30th Session of the Universal Periodic Review (UPR) Working Group
Geneva, May 14, 2018
Thank you Mr. President.
We are deeply troubled by restrictions on the rights of members of the political opposition, independent media, civil society, and religious and other minority groups in Russia. The legislature and courts remain controlled by the executive, which is not subject to democratic elections. NGOs describe over 140 political prisoners in the country, including nearly 100 imprisoned for religious beliefs. Some are from the Ukrainian territory of Crimea under Russia’s illegal occupation. As it uses its monopoly over broadcast media to propagandize the public, the government increasingly seeks to control and criminalize online free speech or narratives inconsistent with the government line.
We are alarmed by reports of ongoing serious human rights violations and abuses, particularly allegations of extrajudicial killings, detention and torture of LGBTI persons and other individuals in Chechnya by forces loyal to Ramzan Kadyrov.
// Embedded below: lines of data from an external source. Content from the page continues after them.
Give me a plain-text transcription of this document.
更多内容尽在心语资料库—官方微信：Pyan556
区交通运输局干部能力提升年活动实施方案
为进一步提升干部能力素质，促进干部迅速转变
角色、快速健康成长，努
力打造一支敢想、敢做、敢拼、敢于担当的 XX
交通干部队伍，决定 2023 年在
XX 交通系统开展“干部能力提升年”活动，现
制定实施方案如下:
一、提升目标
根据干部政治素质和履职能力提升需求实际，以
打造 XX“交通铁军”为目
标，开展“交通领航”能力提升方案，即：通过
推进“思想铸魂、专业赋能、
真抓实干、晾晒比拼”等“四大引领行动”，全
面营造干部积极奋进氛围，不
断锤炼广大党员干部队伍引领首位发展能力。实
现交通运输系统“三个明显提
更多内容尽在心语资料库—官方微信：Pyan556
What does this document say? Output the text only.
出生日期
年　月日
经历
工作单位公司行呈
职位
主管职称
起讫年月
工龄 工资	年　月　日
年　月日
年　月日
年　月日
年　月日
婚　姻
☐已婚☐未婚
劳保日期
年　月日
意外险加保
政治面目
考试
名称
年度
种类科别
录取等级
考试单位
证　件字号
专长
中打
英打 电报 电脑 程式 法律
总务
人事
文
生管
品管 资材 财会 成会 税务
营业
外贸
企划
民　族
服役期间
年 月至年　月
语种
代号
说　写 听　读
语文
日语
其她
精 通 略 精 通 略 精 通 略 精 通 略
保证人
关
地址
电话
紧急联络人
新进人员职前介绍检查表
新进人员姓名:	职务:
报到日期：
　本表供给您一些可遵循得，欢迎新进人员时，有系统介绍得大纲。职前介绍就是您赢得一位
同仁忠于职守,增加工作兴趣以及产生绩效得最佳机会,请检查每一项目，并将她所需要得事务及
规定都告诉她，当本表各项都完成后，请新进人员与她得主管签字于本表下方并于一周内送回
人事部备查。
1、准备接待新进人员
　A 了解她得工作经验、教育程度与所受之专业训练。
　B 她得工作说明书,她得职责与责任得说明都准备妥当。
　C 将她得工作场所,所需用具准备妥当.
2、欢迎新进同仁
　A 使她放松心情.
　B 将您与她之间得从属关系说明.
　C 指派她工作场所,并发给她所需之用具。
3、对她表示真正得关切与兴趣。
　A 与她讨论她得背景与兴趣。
As Russia prides itself on providing security for all of its citizens, it is surprising and deeply regrettable that Moscow may have lost control over the human rights situation in Chechnya.
The United States, therefore, recommends the following:
Release all political prisoners held in Russia and occupied Crimea;
- Demonstrate that Russian laws apply in Chechnya by investigating reports of torture and other human rights violations and abuses, and holding those responsible accountable;
- Relinquish de facto executive control over the media, parliament, and courts, and repeal or amend legislation used to criminalize normal societal discourse, such as those on “extremism,” foreign agents, undesirable foreign organizations, anonymizer bans, and internet blacklisting, as well as the “Yarovaya amendments,” which are used to criminalize normal societal discourse, so that all its laws are consistent with Russia’s human rights obligations and commitments.